Há um tempo atrás fui chamado para fazer uma ilustração para outdoors e folhetos do São Paulo Boat Show.
Um job interessante, um novo desafio, muito entusiasmo, e MUITO trabalho, em um original feito em óleo sobre tela, grande, com 1,20 m de largura.
Duas semanas intensas entre os rascunhos e a imagem final, amplos espaços reservados para o logo do evento, textos, diagramação planejada para utilização horizontal e vertical, enfim, eu estava radiante, a agência tinha gostado, mas… o cliente não aprovou.
Mais duas semanas editando a imagem escaneada em 12 partes, num arquivo imenso de Photoshop, sem sucesso. Pagaram mas não usaram.

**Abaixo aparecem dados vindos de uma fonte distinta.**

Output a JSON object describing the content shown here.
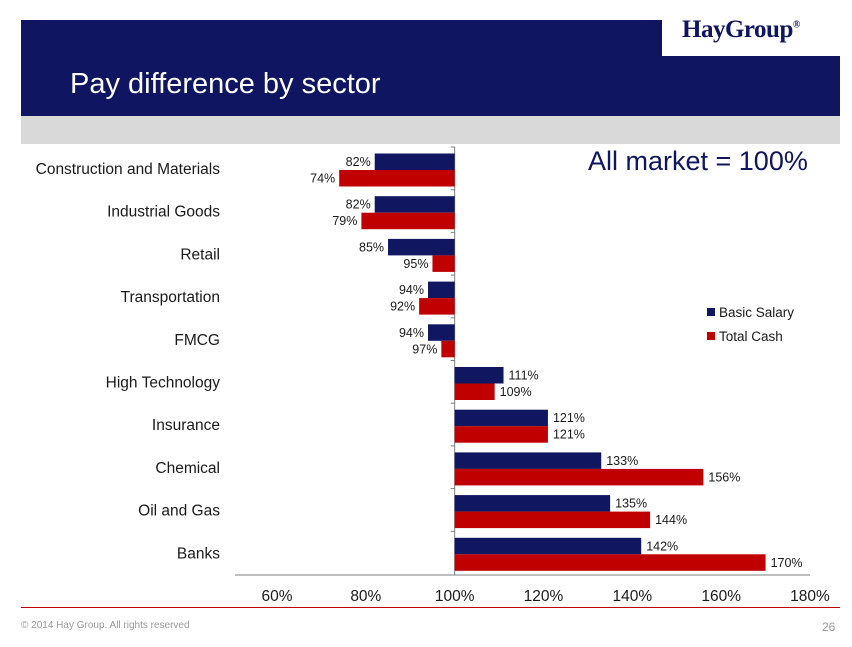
{
  "header": {
    "title": "Pay difference by sector",
    "logo_text": "HayGroup",
    "logo_mark": "®"
  },
  "note": "All market = 100%",
  "footer": {
    "copyright": "© 2014 Hay Group. All rights reserved",
    "page_number": "26"
  },
  "colors": {
    "header_bg": "#0f1560",
    "basic_salary": "#101660",
    "total_cash": "#c00000"
  },
  "chart_data": {
    "type": "bar",
    "orientation": "horizontal",
    "baseline": 100,
    "xlim": [
      60,
      180
    ],
    "xticks": [
      60,
      80,
      100,
      120,
      140,
      160,
      180
    ],
    "tick_suffix": "%",
    "categories": [
      "Construction and Materials",
      "Industrial Goods",
      "Retail",
      "Transportation",
      "FMCG",
      "High Technology",
      "Insurance",
      "Chemical",
      "Oil and Gas",
      "Banks"
    ],
    "series": [
      {
        "name": "Basic Salary",
        "color": "#101660",
        "values": [
          82,
          82,
          85,
          94,
          94,
          111,
          121,
          133,
          135,
          142
        ]
      },
      {
        "name": "Total Cash",
        "color": "#c00000",
        "values": [
          74,
          79,
          95,
          92,
          97,
          109,
          121,
          156,
          144,
          170
        ]
      }
    ],
    "legend_position": "right",
    "grid": false
  }
}
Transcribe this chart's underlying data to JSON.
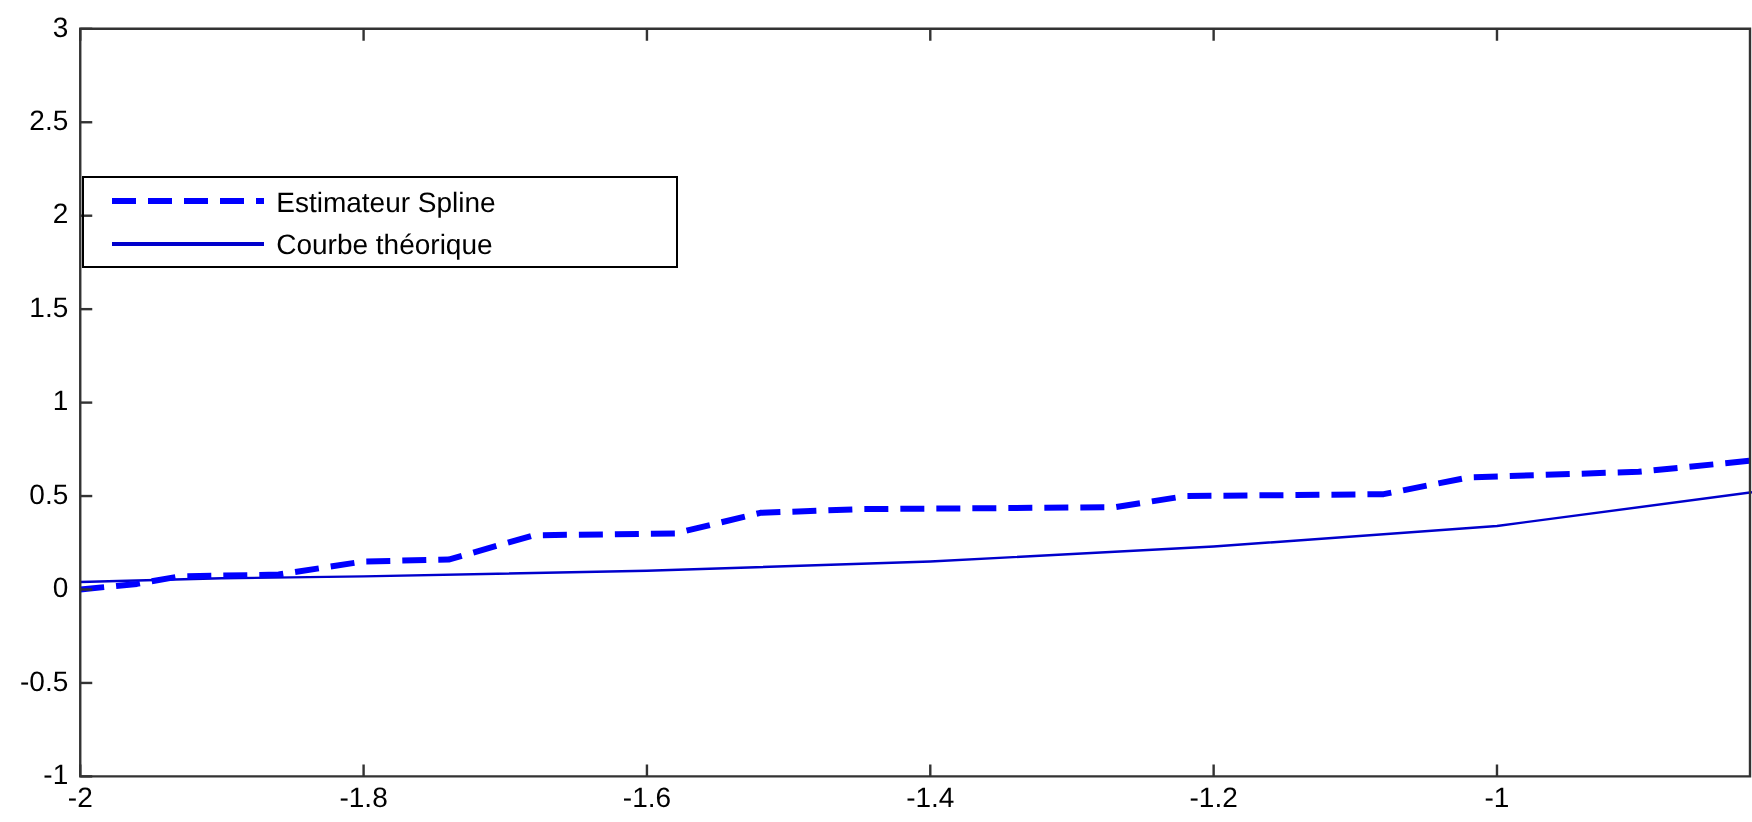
{
  "chart_data": {
    "type": "line",
    "xlim": [
      -2,
      -0.82
    ],
    "xticks": [
      -2,
      -1.8,
      -1.6,
      -1.4,
      -1.2,
      -1
    ],
    "ylim": [
      -1,
      3
    ],
    "yticks": [
      -1,
      -0.5,
      0,
      0.5,
      1,
      1.5,
      2,
      2.5,
      3
    ],
    "grid": false,
    "legend": "top left",
    "marker": "none",
    "series": [
      {
        "name": "Estimateur Spline",
        "color": "#0000ff",
        "line_style": "dashed",
        "x": [
          -2,
          -1.96,
          -1.93,
          -1.86,
          -1.8,
          -1.74,
          -1.68,
          -1.58,
          -1.52,
          -1.45,
          -1.27,
          -1.22,
          -1.08,
          -1.02,
          -0.9,
          -0.82
        ],
        "values": [
          0,
          0.03,
          0.07,
          0.08,
          0.15,
          0.16,
          0.29,
          0.3,
          0.41,
          0.43,
          0.44,
          0.5,
          0.51,
          0.6,
          0.63,
          0.69
        ]
      },
      {
        "name": "Courbe théorique",
        "color": "#0000cc",
        "line_style": "solid",
        "x": [
          -2,
          -1.9,
          -1.8,
          -1.6,
          -1.4,
          -1.2,
          -1,
          -0.82
        ],
        "values": [
          0.04,
          0.06,
          0.07,
          0.1,
          0.15,
          0.23,
          0.34,
          0.52
        ]
      }
    ]
  }
}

Faz parte da vida de um ilustrador, é frustrante, dói no ego, mas quem está na chuva é para se queimar, como dizia Vicente Matheus.
Este quadro ficava guardado, intencionalmente escondido no quarto dos fundos, virado para a parede, de castigo eterno. Eu gostava da imagem, mas ela me trazia uma sensação amarga de derrota.
Bittersweet, diriam os gringos.
No dia em que fiz o workshop Diário Gráfico com o Renato Alarcão, ele me deu um insight inacreditável: “utilizem todos aqueles papéis antigos, retalhos, posters, etc, para fazer seus sketchbooks”.
Naquela mesma semana eu pude ter o imenso prazer de recortar esta tela em 8 partes, e dar um novo significado para aquele trabalho.
Empolgado com este novo “suporte”, aproveitei e retalhei também um segundo quadro que havia feito há mais de 15 anos, copiando cada pincelada de uma ilustração para aprender a técnica de um artista que admiro, Jeffrey Terreson, mas sem ter coragem de apresentar como meu.
Agora eu tenho um pouco mais de autoria sobre o trabalho, e o que seria uma tela “chupada” se estivesse na parede, se tornou uma série de imagens abstratas no meu sketchbook, entre folhas de papel Kozo para xilogravuras, papel Guarro e Fabriano para aquarelas, papel Carmem preto, papel Vegetal 90g, etc.
O verso das telas, manchados com a tinta a óleo atravessando o tecido, envelhecidos e feios enquanto estavam emoldurados, se tornaram superfícies levemente entonadas de amarelo-ocre, perfeitas para novos estudos.
Curioso pensar que estes papéis em formatos inteiros, impecavelmente guardados na mapoteca estavam amarelando, se perdendo sem uso, e no contexto do sketchbook, quando mais envelhecido e manchado, melhor.
Manchas senis no papel dão personalidade, autenticidade e maturidade ao caderno.
Até mesmo um calendário que ganhei em uma das lendárias festas de fim-de-ano da Gráfica Burti, com obras do Arthur Bispo do Rosário, entrou na dança.
Eu nunca teria coragem de jogar fora aquelas imagens impressas em papel couchê da melhor qualidade, e sem os sketchbooks, este belíssimo calendário e meus papéis importados acabariam se tornando refeição de carunchos na minha mapoteca.
As duas telas deixaram seus passados sombrios para trás, e hoje vivem na minha estante, como óvulos de proveta, aguardando a inseminação do próximo desenho.